HV: Yes, playing with Wally has definitely re-awoken some of those influences through all those years of jazz training. Idiot Fish veers a little more to the electric rock idiom. It's still presented through the medium of jazz interpretation and harmony, but the rhythmic ideas are different —we're not dedicated to the traditional jazz sensitivities of swing and four 32-bar measure phrases...It's very rewarding to apply these harmonic patterns of jazz I learned and combine them with the rock ideas that go much further back for me.

AAJ: A lot of your albums are about a particular place (different parts of Bulgaria both in 2009's Song for Messambria and 2011's The Perperikon Suite.) Is the music another way of accessing a memory for you?

HV: Usually all my influences come through things that are not musical. Yes, I get inspired by listening to great albums. But as a composing voice, what really inspires me is making visual art and scenery. The whole sensation of visiting places and experiencing something special you've never experienced before from a visual standpoint. It somehow gets in your body and becomes a feeling and sensation.

So that's what really inspires me —a piece of art or a beautiful piece of scenery or landscape. Over the years of traveling around and seeing beautiful new places, that's ended up being the main force.

AAJ: You wrote a book on chordal theory (Between the Voicings: A New Approach to Chord Building for Guitarists). Can you explain your theory in layman's terms?

HV: It's a system that I basically developed in my jazz studies, mainly because I studied piano players for the most part. After a lesson, I'd go home and adapt what I had learned to the best of my ability to how the guitar works.

It was revealing—the way that guitar players think and the way piano players think could not be more different. and the way you teach them is quite different. The guitar is a very confusing instrument because of its tuning. And the same notes on the guitar are available on every string; with the piano it only occurs once. It's not a very well-built instrument, either, the guitar.

Over the years, people who teach guitar have made it very patternistic and visual. You have chord shapes and little pictures of the neck with dots where you put your fingers, and that's how most guitar players learn their chords. Which eventually, over years of playing, becomes very limiting at the creative level, because even though those notes exist in multiple places, you're only learning one.

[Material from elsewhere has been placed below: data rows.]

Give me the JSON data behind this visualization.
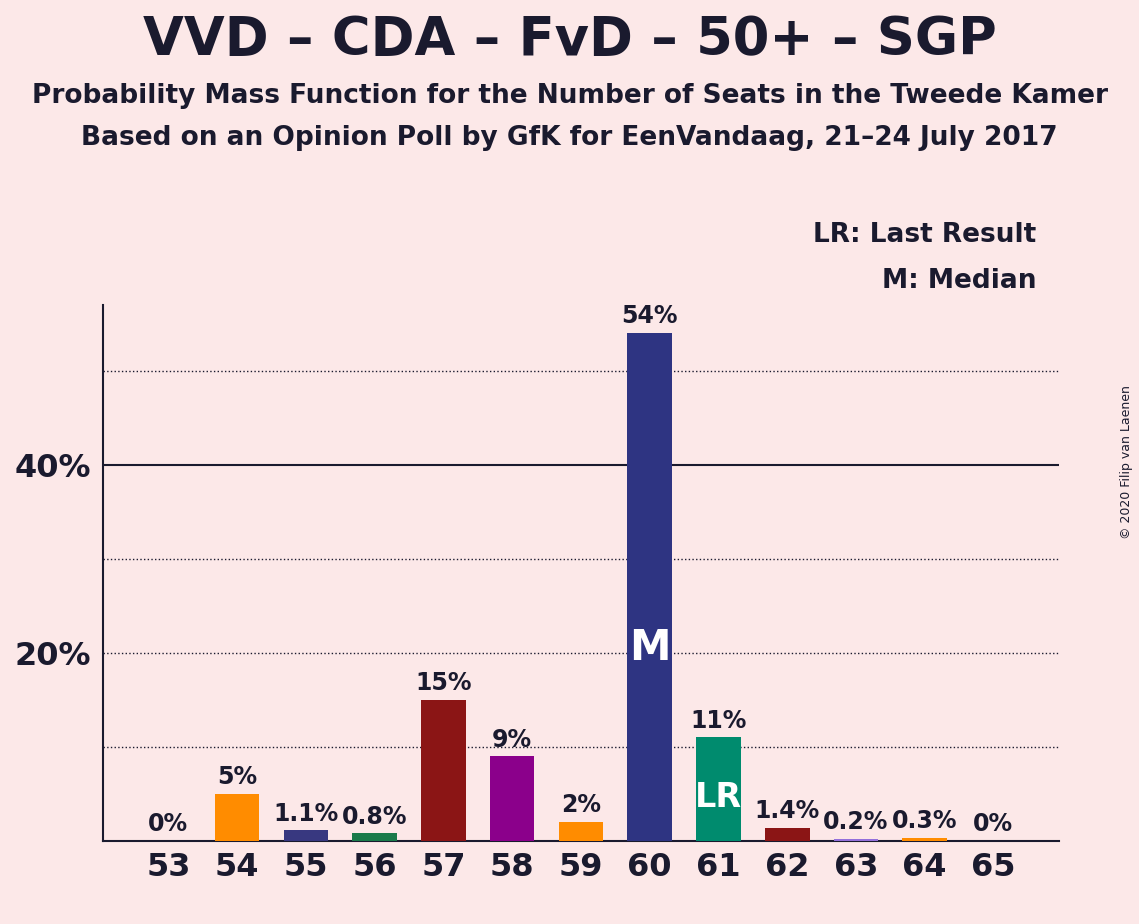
{
  "title": "VVD – CDA – FvD – 50+ – SGP",
  "subtitle1": "Probability Mass Function for the Number of Seats in the Tweede Kamer",
  "subtitle2": "Based on an Opinion Poll by GfK for EenVandaag, 21–24 July 2017",
  "copyright": "© 2020 Filip van Laenen",
  "legend_lr": "LR: Last Result",
  "legend_m": "M: Median",
  "background_color": "#fce8e8",
  "categories": [
    53,
    54,
    55,
    56,
    57,
    58,
    59,
    60,
    61,
    62,
    63,
    64,
    65
  ],
  "values": [
    0.0,
    5.0,
    1.1,
    0.8,
    15.0,
    9.0,
    2.0,
    54.0,
    11.0,
    1.4,
    0.2,
    0.3,
    0.0
  ],
  "labels": [
    "0%",
    "5%",
    "1.1%",
    "0.8%",
    "15%",
    "9%",
    "2%",
    "54%",
    "11%",
    "1.4%",
    "0.2%",
    "0.3%",
    "0%"
  ],
  "colors": [
    "#FF8C00",
    "#FF8C00",
    "#383880",
    "#1a7a4a",
    "#8B1515",
    "#8B008B",
    "#FF8C00",
    "#2e3482",
    "#008b6e",
    "#8B1515",
    "#9370DB",
    "#FF8C00",
    "#FF8C00"
  ],
  "median_seat": 60,
  "lr_seat": 61,
  "ylim_max": 57,
  "solid_grid": [
    40
  ],
  "dotted_grid": [
    10,
    20,
    30,
    50
  ],
  "bar_width": 0.65,
  "title_fontsize": 38,
  "subtitle_fontsize": 19,
  "tick_fontsize": 23,
  "bar_label_fontsize": 17,
  "legend_fontsize": 19,
  "m_label_fontsize": 30,
  "lr_label_fontsize": 24,
  "ytick_positions": [
    20,
    40
  ],
  "ytick_labels": [
    "20%",
    "40%"
  ]
}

It's a very limiting and to my ears very square-sounding box. So the main idea in the book is to explain to guitar players how piano players think about harmony, and learning the guitar in a way that harmonies are available everywhere. Once you understand the guitar, you're free to select any chord at any location

AAJ: How did you develop such an audience in Asia?

HV: My fascination with Asia started many years ago. I was fortunate to be invited to tour Japan as a sideman in a group; it was really a life-changing event, because for the first time ever I saw an appreciation and respect for jazz I'd never seen anywhere else. It's almost at an emotional, religious level. That intrigued me—what is it about this culture that gives such attention to jazz?

So as I developed my own groups, that was always an idea for me, how can I share my music with this kind of audience? So I made contacts there little by little and finally in 2012 I was able to take my group to Japan for the first time. We made a lot of friends, and we've tried to keep those relationships alive and expand the audience. Now we have our own niche on the Japanese market and that's made it possible to come back every year. And once we started getting to know Japan, people told us the same thing was happening in China. People were very generous in helping us get established there, and it's just been a series of discoveries.